Diet after gastric bypass surgery

In the first 48 hours after the gastric bypass surgery, the affected person may only drink some non-carbonated water or other clear fluids to allow the sutures to heal. Afterwards, a slow and gentle food build-up in four phases takes place over several weeks:

  • First phase (in the first two weeks) with low-fat milk and dairy products, yoghurt or fine vegetable soups.
  • Second phase (after that for two to three weeks) with mashed foods with low fat and sugar concentration.
  • Third phase (if phase 2 is well tolerated) with protein-rich food with low sugar and fat concentration.
  • Fourth phase ( if phase 3 is well tolerated) with mainly protein-rich food, avoiding foods rich in sugar and fat, with gradual transition from soft to solid food.

This takes place within the context of outpatient or inpatient rehabilitation, during which the affected persons also learn to change their diet so that no deficiency symptoms occur. The gastric bypass specifically reduces the intake of fats and carbohydrates. Since the desired reduction in intake is not selective, deficiency symptoms may occur. In order to avoid these, those affected must take in sufficient proteins.

In addition, the so-called intrinsic factor, which is required for the absorption of vitamin B12 and is formed by the gastric mucosa, must be supplied for the rest of one's life. Iron, vitamin B12 and folic acid should also be checked regularly after the surgery and if necessary be supplemented.
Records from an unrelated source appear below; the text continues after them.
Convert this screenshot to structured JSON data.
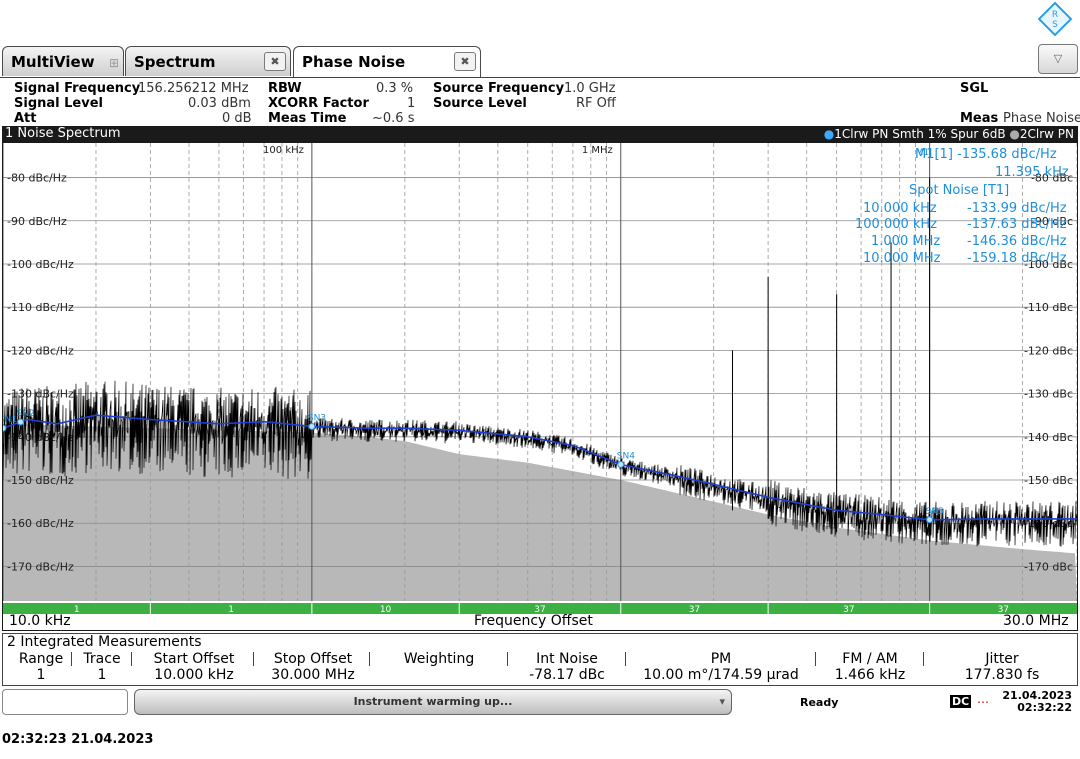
{
  "tabs": [
    {
      "label": "MultiView",
      "active": false
    },
    {
      "label": "Spectrum",
      "active": false
    },
    {
      "label": "Phase Noise",
      "active": true
    }
  ],
  "params": {
    "signal_frequency_label": "Signal Frequency",
    "signal_frequency": "156.256212 MHz",
    "signal_level_label": "Signal Level",
    "signal_level": "0.03 dBm",
    "att_label": "Att",
    "att": "0 dB",
    "rbw_label": "RBW",
    "rbw": "0.3 %",
    "xcorr_label": "XCORR Factor",
    "xcorr": "1",
    "meas_time_label": "Meas Time",
    "meas_time": "~0.6 s",
    "source_frequency_label": "Source Frequency",
    "source_frequency": "1.0 GHz",
    "source_level_label": "Source Level",
    "source_level": "RF Off",
    "sgl": "SGL",
    "meas_label": "Meas",
    "meas_value": "Phase Noise"
  },
  "noise_spectrum": {
    "title": "1 Noise Spectrum",
    "trace1_legend": "1Clrw PN Smth 1% Spur 6dB",
    "trace2_legend": "2Clrw PN",
    "marker_m1": "M1[1] -135.68 dBc/Hz",
    "marker_m1_freq": "11.395 kHz",
    "spot_noise_title": "Spot Noise [T1]",
    "spot_noise": [
      {
        "offset": "10.000 kHz",
        "value": "-133.99 dBc/Hz"
      },
      {
        "offset": "100.000 kHz",
        "value": "-137.63 dBc/Hz"
      },
      {
        "offset": "1.000 MHz",
        "value": "-146.36 dBc/Hz"
      },
      {
        "offset": "10.000 MHz",
        "value": "-159.18 dBc/Hz"
      }
    ],
    "x_start": "10.0 kHz",
    "x_stop": "30.0 MHz",
    "x_label": "Frequency Offset",
    "x_decade_labels": [
      "100 kHz",
      "1 MHz"
    ],
    "y_left_labels": [
      "-80 dBc/Hz",
      "-90 dBc/Hz",
      "-100 dBc/Hz",
      "-110 dBc/Hz",
      "-120 dBc/Hz",
      "-130 dBc/Hz",
      "-140 dBc/Hz",
      "-150 dBc/Hz",
      "-160 dBc/Hz",
      "-170 dBc/Hz"
    ],
    "y_right_labels": [
      "-80 dBc",
      "-90 dBc",
      "-100 dBc",
      "-110 dBc",
      "-120 dBc",
      "-130 dBc",
      "-140 dBc",
      "-150 dBc",
      "-160 dBc",
      "-170 dBc"
    ],
    "xcorr_bar_labels": [
      "1",
      "1",
      "10",
      "37",
      "37",
      "37",
      "37"
    ],
    "spot_markers": [
      "SN1",
      "SN2",
      "SN3",
      "SN4",
      "SN5"
    ],
    "m1_label": "M1"
  },
  "chart_data": {
    "type": "line",
    "title": "1 Noise Spectrum",
    "xlabel": "Frequency Offset",
    "ylabel": "dBc/Hz",
    "x_scale": "log",
    "xlim": [
      10000,
      30000000
    ],
    "ylim": [
      -178,
      -72
    ],
    "grid": true,
    "series": [
      {
        "name": "1Clrw PN Smth 1% Spur 6dB",
        "color": "#1f3fd0",
        "x": [
          10000,
          12000,
          15000,
          20000,
          30000,
          50000,
          70000,
          100000,
          150000,
          200000,
          300000,
          500000,
          700000,
          1000000,
          1500000,
          2000000,
          3000000,
          5000000,
          7000000,
          10000000,
          15000000,
          20000000,
          30000000
        ],
        "y": [
          -138,
          -136,
          -137,
          -135,
          -136,
          -137,
          -136.5,
          -137.6,
          -138,
          -138,
          -138.5,
          -140,
          -142,
          -146.4,
          -149,
          -151,
          -154,
          -157,
          -158,
          -159.2,
          -159,
          -159,
          -159
        ]
      },
      {
        "name": "2Clrw PN",
        "color": "#b8b8b8",
        "x": [
          10000,
          30000,
          100000,
          150000,
          200000,
          300000,
          500000,
          1000000,
          2000000,
          3000000,
          5000000,
          10000000,
          20000000,
          30000000
        ],
        "y": [
          -137,
          -138,
          -139,
          -140,
          -141,
          -144,
          -146,
          -150,
          -155,
          -158,
          -161,
          -164,
          -166,
          -167
        ]
      }
    ]
  },
  "integrated": {
    "title": "2 Integrated Measurements",
    "headers": [
      "Range",
      "Trace",
      "Start Offset",
      "Stop Offset",
      "Weighting",
      "Int Noise",
      "PM",
      "FM / AM",
      "Jitter"
    ],
    "row": [
      "1",
      "1",
      "10.000 kHz",
      "30.000 MHz",
      "",
      "-78.17 dBc",
      "10.00 m°/174.59 µrad",
      "1.466 kHz",
      "177.830 fs"
    ]
  },
  "status": {
    "message": "Instrument warming up...",
    "ready": "Ready",
    "dc": "DC",
    "date": "21.04.2023",
    "time": "02:32:22"
  },
  "footer_timestamp": "02:32:23  21.04.2023",
  "colors": {
    "trace_blue": "#1f3fd0",
    "trace_black": "#000000",
    "reference_gray": "#b8b8b8",
    "marker_cyan": "#1f8fdc",
    "xcorr_green": "#3cb043"
  }
}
Cosmetic effects after gastric bypass surgery

As a result of the considerable weight loss within a short period of time, the skin cannot recede quickly enough and it hangs on various parts of the body. Among other things, it leads to a so-called abdominal apron and sagging breasts. In many cases these are corrected during plastic surgery. Until then, good skin care is very important, especially for larger skin folds.